CONSEJO DE UN SAMURÁI MODERNO: vivir sin complicaciones


CONSEJO DE UN SAMURÁI MODERNO
(Existen cuatro cosas que jamás se recuperan: la piedra arrojada; la palabra dicha; la oportunidad perdida y el tiempo pasado).

Por Baltasar Hernández Gómez


Aunque muy pocas personas lo admitan abiertamente, los ciudadanos modernos están sujetos a una intrincada red de relaciones sociales, culturales, laborales, profesionales y afectivas que regulan su existencia de vida. De esto se desprende que si se requiere estar mejor posicionado en el mundo de la vida [como ha estipulado Jürgen Habermas] es preciso cambiar referentes cognitivos y actitudinales, a fin de enfrentar con decisión y prestancia las situaciones que se presenten en la cotidianeidad.

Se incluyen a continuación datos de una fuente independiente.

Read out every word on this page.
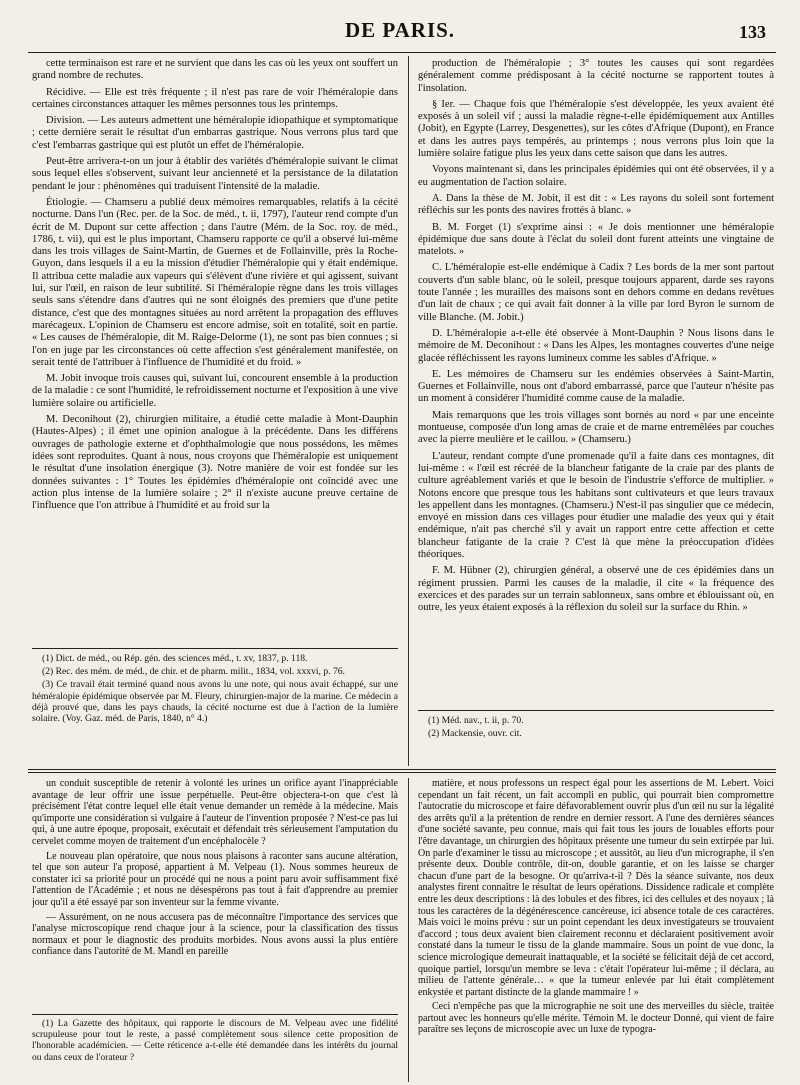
DE PARIS.	133

cette terminaison est rare et ne survient que dans les cas où les yeux ont souffert un grand nombre de rechutes.

Récidive. — Elle est très fréquente ; il n'est pas rare de voir l'héméralopie dans certaines circonstances attaquer les mêmes personnes tous les printemps.

Division. — Les auteurs admettent une héméralopie idiopathique et symptomatique ; cette dernière serait le résultat d'un embarras gastrique. Nous verrons plus tard que c'est l'embarras gastrique qui est plutôt un effet de l'héméralopie.

Peut-être arrivera-t-on un jour à établir des variétés d'héméralopie suivant le climat sous lequel elles s'observent, suivant leur ancienneté et la persistance de la dilatation pendant le jour : phénomènes qui traduisent l'intensité de la maladie.

Étiologie. — Chamseru a publié deux mémoires remarquables, relatifs à la cécité nocturne. Dans l'un (Rec. per. de la Soc. de méd., t. ii, 1797), l'auteur rend compte d'un écrit de M. Dupont sur cette affection ; dans l'autre (Mém. de la Soc. roy. de méd., 1786, t. vii), qui est le plus important, Chamseru rapporte ce qu'il a observé lui-même dans les trois villages de Saint-Martin, de Guernes et de Follainville, près la Roche-Guyon, dans lesquels il a eu la mission d'étudier l'héméralopie qui y était endémique. Il attribua cette maladie aux vapeurs qui s'élèvent d'une rivière et qui agissent, suivant lui, sur l'œil, en raison de leur subtilité. Si l'héméralopie règne dans les trois villages seuls sans s'étendre dans d'autres qui ne sont éloignés des premiers que d'une petite distance, c'est que des montagnes situées au nord arrêtent la propagation des effluves marécageux. L'opinion de Chamseru est encore admise, soit en totalité, soit en partie. « Les causes de l'héméralopie, dit M. Raige-Delorme (1), ne sont pas bien connues ; si l'on en juge par les circonstances où cette affection s'est généralement manifestée, on serait tenté de l'attribuer à l'influence de l'humidité et du froid. »

M. Jobit invoque trois causes qui, suivant lui, concourent ensemble à la production de la maladie : ce sont l'humidité, le refroidissement nocturne et l'exposition à une vive lumière solaire ou artificielle.

M. Deconihout (2), chirurgien militaire, a étudié cette maladie à Mont-Dauphin (Hautes-Alpes) ; il émet une opinion analogue à la précédente. Dans les différens ouvrages de pathologie externe et d'ophthalmologie que nous possédons, les mêmes idées sont reproduites. Quant à nous, nous croyons que l'héméralopie est uniquement le résultat d'une insolation énergique (3). Notre manière de voir est fondée sur les données suivantes : 1° Toutes les épidémies d'héméralopie ont coïncidé avec une action plus intense de la lumière solaire ; 2° il n'existe aucune preuve certaine de l'influence que l'on attribue à l'humidité et au froid sur la

(1) Dict. de méd., ou Rép. gén. des sciences méd., t. xv, 1837, p. 118.

(2) Rec. des mém. de méd., de chir. et de pharm. milit., 1834, vol. xxxvi, p. 76.

(3) Ce travail était terminé quand nous avons lu une note, qui nous avait échappé, sur une héméralopie épidémique observée par M. Fleury, chirurgien-major de la marine. Ce médecin a déjà prouvé que, dans les pays chauds, la cécité nocturne est due à l'action de la lumière solaire. (Voy. Gaz. méd. de Paris, 1840, n° 4.)

production de l'héméralopie ; 3° toutes les causes qui sont regardées généralement comme prédisposant à la cécité nocturne se rapportent toutes à l'insolation.

§ Ier. — Chaque fois que l'héméralopie s'est développée, les yeux avaient été exposés à un soleil vif ; aussi la maladie règne-t-elle épidémiquement aux Antilles (Jobit), en Egypte (Larrey, Desgenettes), sur les côtes d'Afrique (Dupont), en France et dans les autres pays tempérés, au printemps ; nous verrons plus loin que la lumière solaire fatigue plus les yeux dans cette saison que dans les autres.

Voyons maintenant si, dans les principales épidémies qui ont été observées, il y a eu augmentation de l'action solaire.

A. Dans la thèse de M. Jobit, il est dit : « Les rayons du soleil sont fortement réfléchis sur les ponts des navires frottés à blanc. »

B. M. Forget (1) s'exprime ainsi : « Je dois mentionner une héméralopie épidémique due sans doute à l'éclat du soleil dont furent atteints une vingtaine de matelots. »

C. L'héméralopie est-elle endémique à Cadix ? Les bords de la mer sont partout couverts d'un sable blanc, où le soleil, presque toujours apparent, darde ses rayons toute l'année ; les murailles des maisons sont en dehors comme en dedans revêtues d'un lait de chaux ; ce qui avait fait donner à la ville par lord Byron le surnom de ville Blanche. (M. Jobit.)

D. L'héméralopie a-t-elle été observée à Mont-Dauphin ? Nous lisons dans le mémoire de M. Deconihout : « Dans les Alpes, les montagnes couvertes d'une neige glacée réfléchissent les rayons lumineux comme les sables d'Afrique. »

E. Les mémoires de Chamseru sur les endémies observées à Saint-Martin, Guernes et Follainville, nous ont d'abord embarrassé, parce que l'auteur n'hésite pas un moment à considérer l'humidité comme cause de la maladie.

Mais remarquons que les trois villages sont bornés au nord « par une enceinte montueuse, composée d'un long amas de craie et de marne entremêlées par couches avec la pierre meulière et le caillou. » (Chamseru.)

L'auteur, rendant compte d'une promenade qu'il a faite dans ces montagnes, dit lui-même : « l'œil est récréé de la blancheur fatigante de la craie par des plants de culture agréablement variés et que le besoin de l'industrie s'efforce de multiplier. » Notons encore que presque tous les habitans sont cultivateurs et que leurs travaux les appellent dans les montagnes. (Chamseru.) N'est-il pas singulier que ce médecin, envoyé en mission dans ces villages pour étudier une maladie des yeux qui y était endémique, n'ait pas cherché s'il y avait un rapport entre cette affection et cette blancheur fatigante de la craie ? C'est là que mène la préoccupation d'idées théoriques.

F. M. Hübner (2), chirurgien général, a observé une de ces épidémies dans un régiment prussien. Parmi les causes de la maladie, il cite « la fréquence des exercices et des parades sur un terrain sablonneux, sans ombre et éblouissant où, en outre, les yeux étaient exposés à la réflexion du soleil sur la surface du Rhin. »

(1) Méd. nav., t. ii, p. 70.

(2) Mackensie, ouvr. cit.

un conduit susceptible de retenir à volonté les urines un orifice ayant l'inappréciable avantage de leur offrir une issue perpétuelle. Peut-être objectera-t-on que c'est là précisément l'état contre lequel elle était venue demander un remède à la médecine. Mais qu'importe une considération si vulgaire à l'auteur de l'invention proposée ? N'est-ce pas lui qui, à une autre époque, proposait, exécutait et défendait très sérieusement l'amputation du cervelet comme moyen de traitement d'un encéphalocèle ?

Le nouveau plan opératoire, que nous nous plaisons à raconter sans aucune altération, tel que son auteur l'a proposé, appartient à M. Velpeau (1). Nous sommes heureux de constater ici sa priorité pour un procédé qui ne nous a point paru avoir suffisamment fixé l'attention de l'Académie ; et nous ne désespérons pas tout à fait d'apprendre au premier jour qu'il a été essayé par son inventeur sur la femme vivante.

— Assurément, on ne nous accusera pas de méconnaître l'importance des services que l'analyse microscopique rend chaque jour à la science, pour la classification des tissus normaux et pour le diagnostic des produits morbides. Nous avons aussi la plus entière confiance dans l'autorité de M. Mandl en pareille

(1) La Gazette des hôpitaux, qui rapporte le discours de M. Velpeau avec une fidélité scrupuleuse pour tout le reste, a passé complètement sous silence cette proposition de l'honorable académicien. — Cette réticence a-t-elle été demandée dans les intérêts du journal ou dans ceux de l'orateur ?

matière, et nous professons un respect égal pour les assertions de M. Lebert. Voici cependant un fait récent, un fait accompli en public, qui pourrait bien compromettre l'autocratie du microscope et faire défavorablement ouvrir plus d'un œil nu sur la légalité des arrêts qu'il a la prétention de rendre en dernier ressort. A l'une des dernières séances d'une société savante, peu connue, mais qui fait tous les jours de louables efforts pour l'être davantage, un chirurgien des hôpitaux présente une tumeur du sein extirpée par lui. On parle d'examiner le tissu au microscope ; et aussitôt, au lieu d'un micrographe, il s'en présente deux. Double contrôle, dit-on, double garantie, et on les laisse se charger chacun d'une part de la besogne. Or qu'arriva-t-il ? Dès la séance suivante, nos deux analystes firent connaître le résultat de leurs opérations. Dissidence radicale et complète entre les deux descriptions : là des lobules et des fibres, ici des cellules et des noyaux ; là tous les caractères de la dégénérescence cancéreuse, ici absence totale de ces caractères. Mais voici le moins prévu : sur un point cependant les deux investigateurs se trouvaient d'accord ; tous deux avaient bien clairement reconnu et déclaraient positivement avoir constaté dans la tumeur le tissu de la glande mammaire. Sous un point de vue donc, la science micrologique demeurait inattaquable, et la société se félicitait déjà de cet accord, quoique partiel, lorsqu'un membre se leva : c'était l'opérateur lui-même ; il déclara, au milieu de l'attente générale… « que la tumeur enlevée par lui était complètement enkystée et partant distincte de la glande mammaire ! »

Ceci n'empêche pas que la micrographie ne soit une des merveilles du siècle, traitée partout avec les honneurs qu'elle mérite. Témoin M. le docteur Donné, qui vient de faire paraître ses leçons de microscopie avec un luxe de typogra-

A continuación expongo un “consejo” que puse en la boca de un samurái moderno, uno de tantos que están compilados en el libro de mi autoría Samurái moderno: vivir sin hacerse haraquiri, editorial Corona Borealis, España, 2009:

Todo mundo desea en lo interno que las bondades de la vida terrenal fueran ecos repetibles, para atesorar instantes de victoria que repliquen siempre éxitos. Las personas ansían que los actos, las palabras y sobre todo triunfos regresen controladamente, sin embargo, esto casi nunca ocurre. Por esto mismo es muy recomendable que cuide la roca que arroje contra otros, ya que el daño no será reparado a posteriori por más palabras de aliento que se digan o masajes que se hagan a los cuerpos adoloridos.

Una palabra bien dicha es semilla que germina en campo fértil, trayendo cosechas positivas para el sembrador. Por el contrario, una palabra lanzada con dolo puede ser tumba donde la putrefacción devorará -más temprano que tarde- al que la emite, en virtud de que lo malo que digas puede revertirse en proporción desmedida. Cuide la intencionalidad de sus mensajes hablados o escritos, porque son armas letales que pueden volverse en su contra.

Por otra parte, no deje escapar las oportunidades, ya que jamás vuelven por el mismo camino. Cuando se presente una oportunidad analícela, pero no tarde mucho en tomar decisiones, ya que no por mucho pensar se va a detener el destino. Lo que se recomienda es partir de una base racional, pero abriendo los espacios para la intuición y el sentido común que mucho ayudan a definir futuras actuaciones.

El tiempo pasado empieza en el preciso momento que gira la manecilla del segundero de un reloj. No hay tiempo que vuelva y por eso hay que vivir el hoy y ahora con intensidad sin pensar que habrá otro momento para actuar. Actúe y punto. Actúe con la responsabilidad necesaria para hacer cosas con todo el ser.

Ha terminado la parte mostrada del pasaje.